A study conducted by researchers from the University of Michigan and University of Melbourne in Australia revealed that the other diabetes drugs' price has remained either just the same or has even dropped as cited on Science Daily. The research urges the industry leaders to take into consideration not only the effects of these non-insulin therapies, but also their cost-effectiveness.
"In the United States, the more than three-fold increase in the cost of insulin over the past decade is alarming," expressed Dr. William Herman, the study's co-author and a diabetes care researcher. He believed that handling such huge costs in diabetes medications is already a big problem for patients. The increase may also deny many people access to the lifesaving medication.
"Although the newer, more expensive insulin analogs appear to have incremental benefits compared to older, less expensive insulin preparations, their premium price requires us to ask whether they are really necessary, and if so, for whom?" he further said.
A renowned professor of epidemiology at the School of Public Health and of internal medicine at the Medical School, Dr.

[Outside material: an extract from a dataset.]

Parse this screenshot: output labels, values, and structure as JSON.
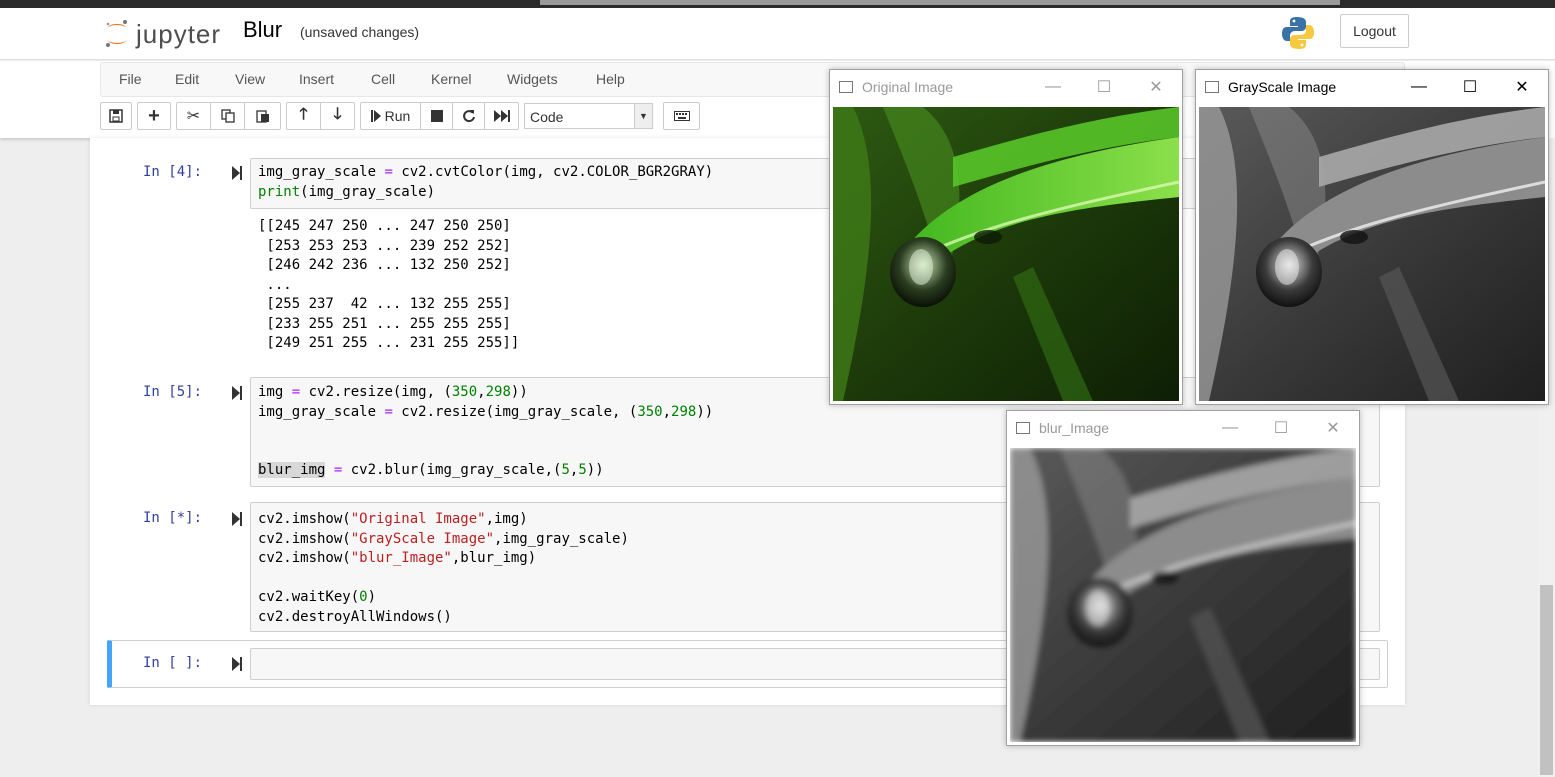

William Herman is an active member of the U-M Institute for Healthcare Policy and Innovation.
Drawing data from the federal Medical Expenditure Panel Survey, the research involved almost 28,000 diabetic patients receiving treatment as cited on Medical Daily. In general, one out of four patients used insulin in controlling their blood sugar while the other three simply took an oral medication. The study also revealed that a new injectable drug, which is intended to complement the oral medication, has been used by a small percentage of the participants.
The team strongly pronounces for further studies that will not only deepen our understanding of how the cost of diabetes drugs has significantly changed over the last ten years, but will also provide alternative solutions for the problem at hand.